Overall the browser is way ahead of its predecessor. The search functionality is vastly improved. The search is now integrated, it can highlight results on the page, and it is much easier to step through the results. I also like the tab color coding feature. When opening a new tab from an existing tab, it will color code the two tabs to help with organization. Another nice usability improvement is that you can now paste a multi-line URL into the address bar, and it won't truncate the URL. Multi-line URLs happen all the time when trying to e-mail or IM long links.
However, there are several features that are still lacking and one that is seriously broken. I cannot believe that there is still not an integrated spell checker in IE8. This has been in FireFox for a long time, and made it into version 1 of Chrome. Also, I wish you could drag a tab out of the browser to make a new window. This is an incredibly important feature for users with multiple monitors, and something that Chrome supports. Finally, one of the main reasons that I use Internet Explorer is that in previous versions, it displayed web pages much better on a high resolution monitor.

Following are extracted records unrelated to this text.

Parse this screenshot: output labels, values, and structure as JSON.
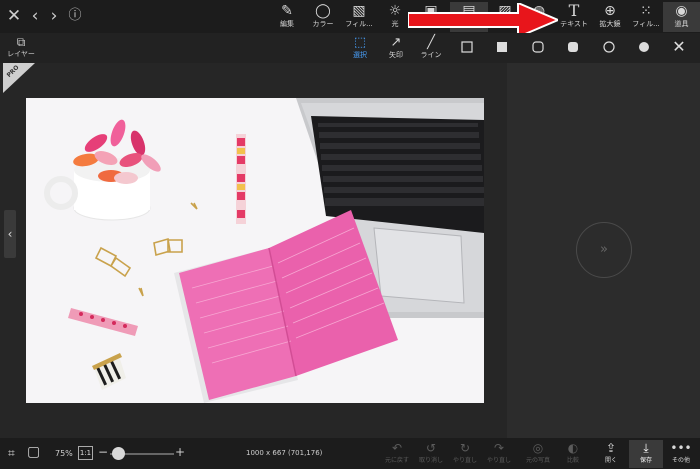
{
  "toolbar": {
    "tools": [
      {
        "label": "編集",
        "icon": "edit-icon"
      },
      {
        "label": "カラー",
        "icon": "color-circle-icon"
      },
      {
        "label": "フィル...",
        "icon": "filter-frame-icon"
      },
      {
        "label": "光",
        "icon": "sun-icon"
      },
      {
        "label": "",
        "icon": "frame-icon"
      },
      {
        "label": "",
        "icon": "sticker-icon"
      },
      {
        "label": "",
        "icon": "image-icon"
      },
      {
        "label": "",
        "icon": "effect-icon"
      },
      {
        "label": "テキスト",
        "icon": "text-icon"
      },
      {
        "label": "拡大鏡",
        "icon": "magnifier-icon"
      },
      {
        "label": "フィル...",
        "icon": "grid-dots-icon"
      },
      {
        "label": "道具",
        "icon": "palette-icon"
      }
    ]
  },
  "subbar": {
    "select_label": "選択",
    "arrow_label": "矢印",
    "line_label": "ライン"
  },
  "layer": {
    "label": "レイヤー"
  },
  "pro_badge": "PRO",
  "zoom": {
    "level": "75%",
    "ratio": "1:1",
    "value": 0.12
  },
  "image_info": "1000 x 667 (701,176)",
  "bottom": {
    "undo": "元に戻す",
    "undo2": "取り消し",
    "redo": "やり直し",
    "redo2": "やり直し",
    "original": "元の写真",
    "compare": "比較",
    "open": "開く",
    "save": "保存",
    "more": "その他"
  },
  "colors": {
    "accent": "#4aa3ff",
    "arrow": "#e8151b",
    "notebook": "#ee6fb5"
  }
}
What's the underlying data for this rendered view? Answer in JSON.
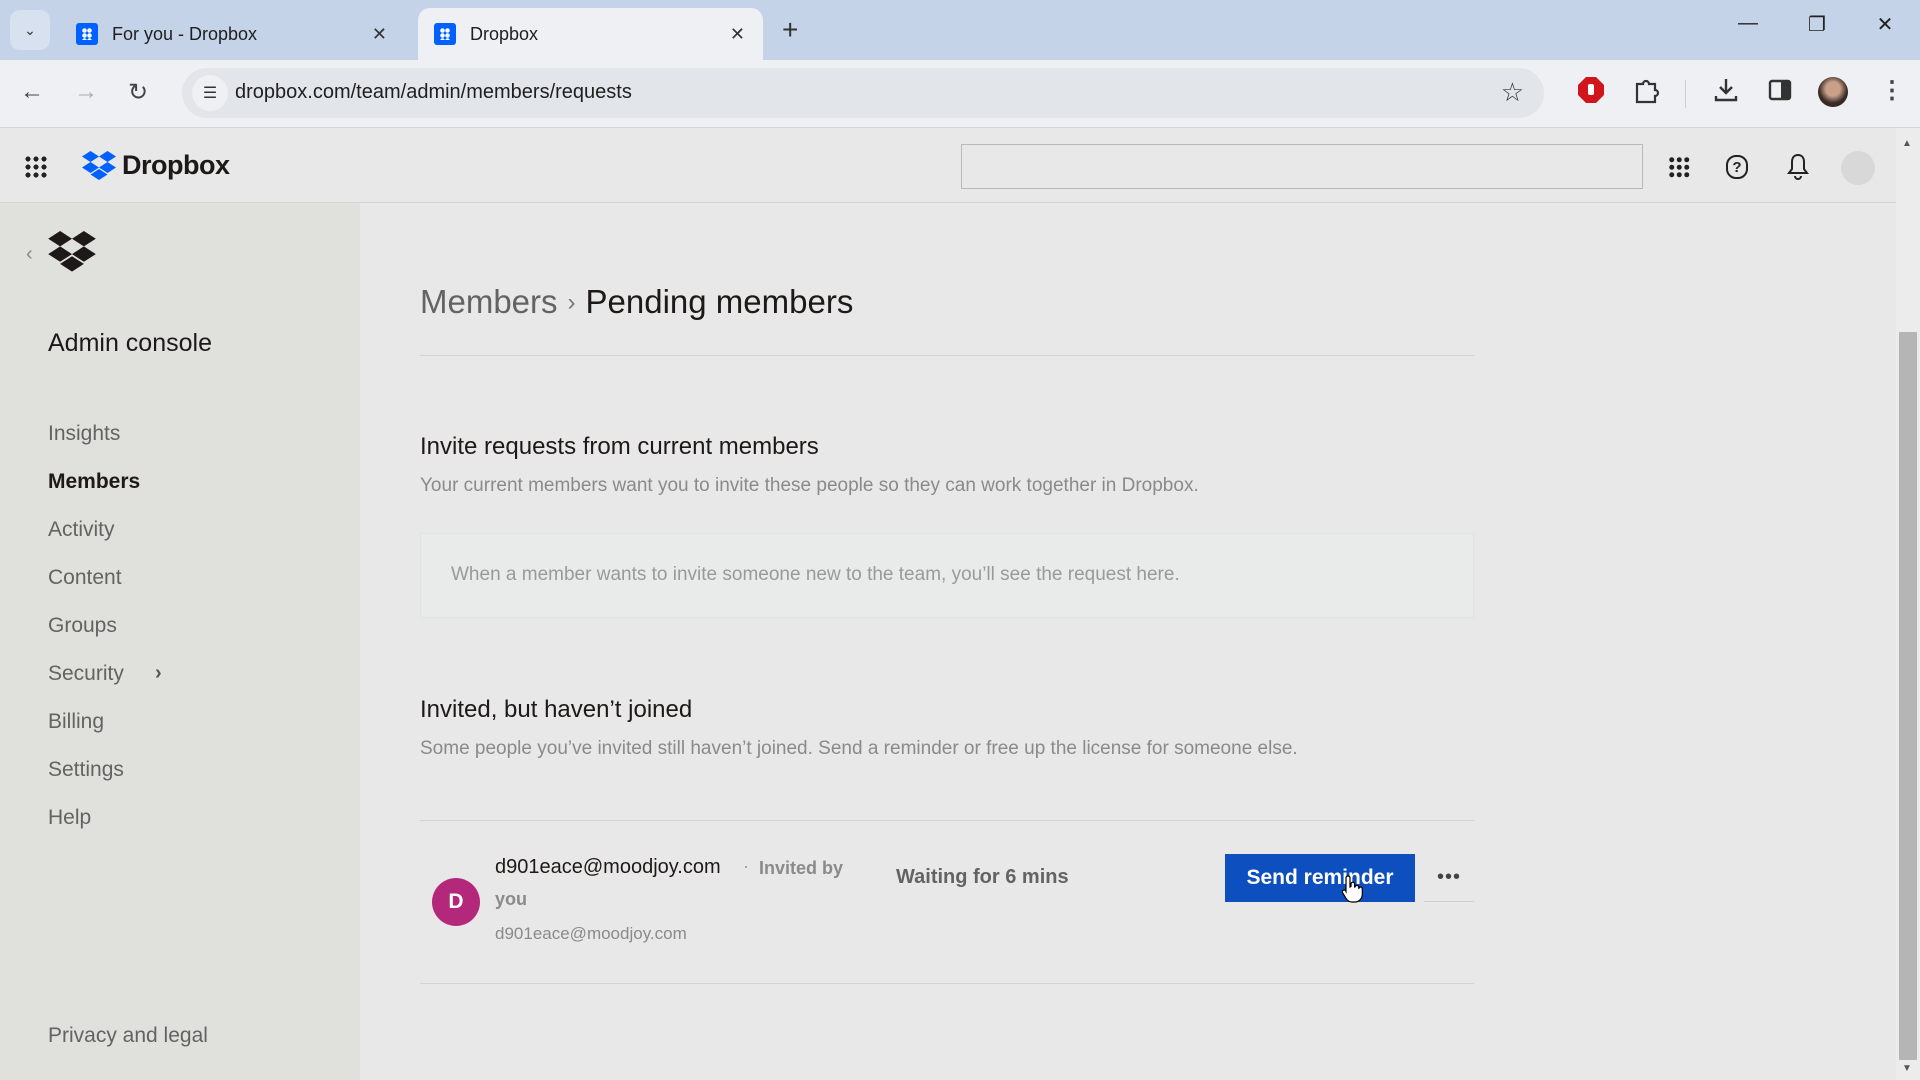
{
  "browser": {
    "tabs": [
      {
        "label": "For you - Dropbox",
        "active": false
      },
      {
        "label": "Dropbox",
        "active": true
      }
    ],
    "url": "dropbox.com/team/admin/members/requests",
    "new_tab_label": "+",
    "close_glyph": "✕",
    "window_controls": {
      "minimize": "—",
      "restore": "❐",
      "close": "✕"
    }
  },
  "header": {
    "brand": "Dropbox",
    "search_placeholder": ""
  },
  "sidebar": {
    "title": "Admin console",
    "items": [
      {
        "label": "Insights",
        "active": false
      },
      {
        "label": "Members",
        "active": true
      },
      {
        "label": "Activity",
        "active": false
      },
      {
        "label": "Content",
        "active": false
      },
      {
        "label": "Groups",
        "active": false
      },
      {
        "label": "Security",
        "active": false,
        "has_submenu": true
      },
      {
        "label": "Billing",
        "active": false
      },
      {
        "label": "Settings",
        "active": false
      },
      {
        "label": "Help",
        "active": false
      }
    ],
    "footer_link": "Privacy and legal"
  },
  "main": {
    "breadcrumb": {
      "parent": "Members",
      "separator": "›",
      "current": "Pending members"
    },
    "invite_requests": {
      "title": "Invite requests from current members",
      "description": "Your current members want you to invite these people so they can work together in Dropbox.",
      "empty_message": "When a member wants to invite someone new to the team, you’ll see the request here."
    },
    "invited": {
      "title": "Invited, but haven’t joined",
      "description": "Some people you’ve invited still haven’t joined. Send a reminder or free up the license for someone else.",
      "rows": [
        {
          "avatar_letter": "D",
          "avatar_color": "#b4287c",
          "email": "d901eace@moodjoy.com",
          "separator": "·",
          "invited_by_label": "Invited by",
          "invited_by": "you",
          "sub_email": "d901eace@moodjoy.com",
          "status": "Waiting for 6 mins",
          "action_label": "Send reminder",
          "more_label": "•••"
        }
      ]
    }
  },
  "colors": {
    "accent": "#0d4fbf",
    "brand_blue": "#0061fe"
  }
}
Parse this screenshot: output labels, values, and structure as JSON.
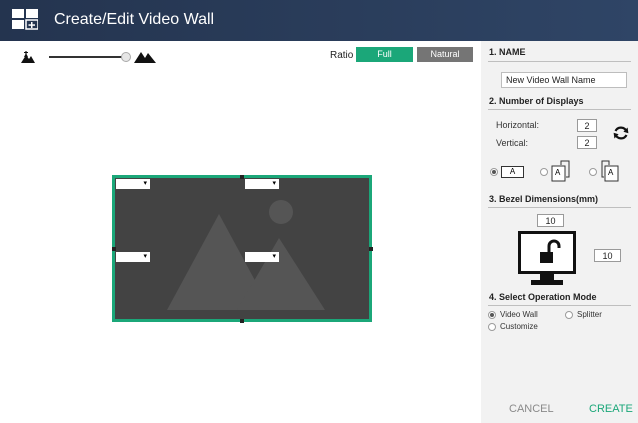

At work I have a 24" Monitor with a resolution of 1920x1200. I run Windows at 120 DPI so that the text is readable. FireFox at that resolution will render the text much too small, and increasing the text size will make certain web pages ugly. Internet Explorer on the other hand takes the system DPI into account and renders the text at an appropriate size, without breaking the look of webpages. However, there is one major consequence, at 120 DPI by default Internet Explorer will scale images, which introduces blur and fugliness to web pages. Fortunately in Internet Explorer 6 and 7, there was a registry key 'UseHR' that would turn off the image scaling when set to 0, yet left the text rendering intact. Unfortunately, the 'UseHR' registry key no longer works in Internet Explorer 8. For this reason alone, unless I soon discover a workaround, I will probably have to go back to IE7.
The 'UseHR' Registry Key has been well documented by Microsoft. I can't believe that Microsoft would cripple this functionality because the world is moving to high resolution displays. Check out this Sony laptop. At an astounding 220 pixels per inch, Windows would be unusable at the default 96 DPI, one would need a microscope to read the text.
I have posted in the Microsoft discussion group about this, unfortunately there has yet to be a response.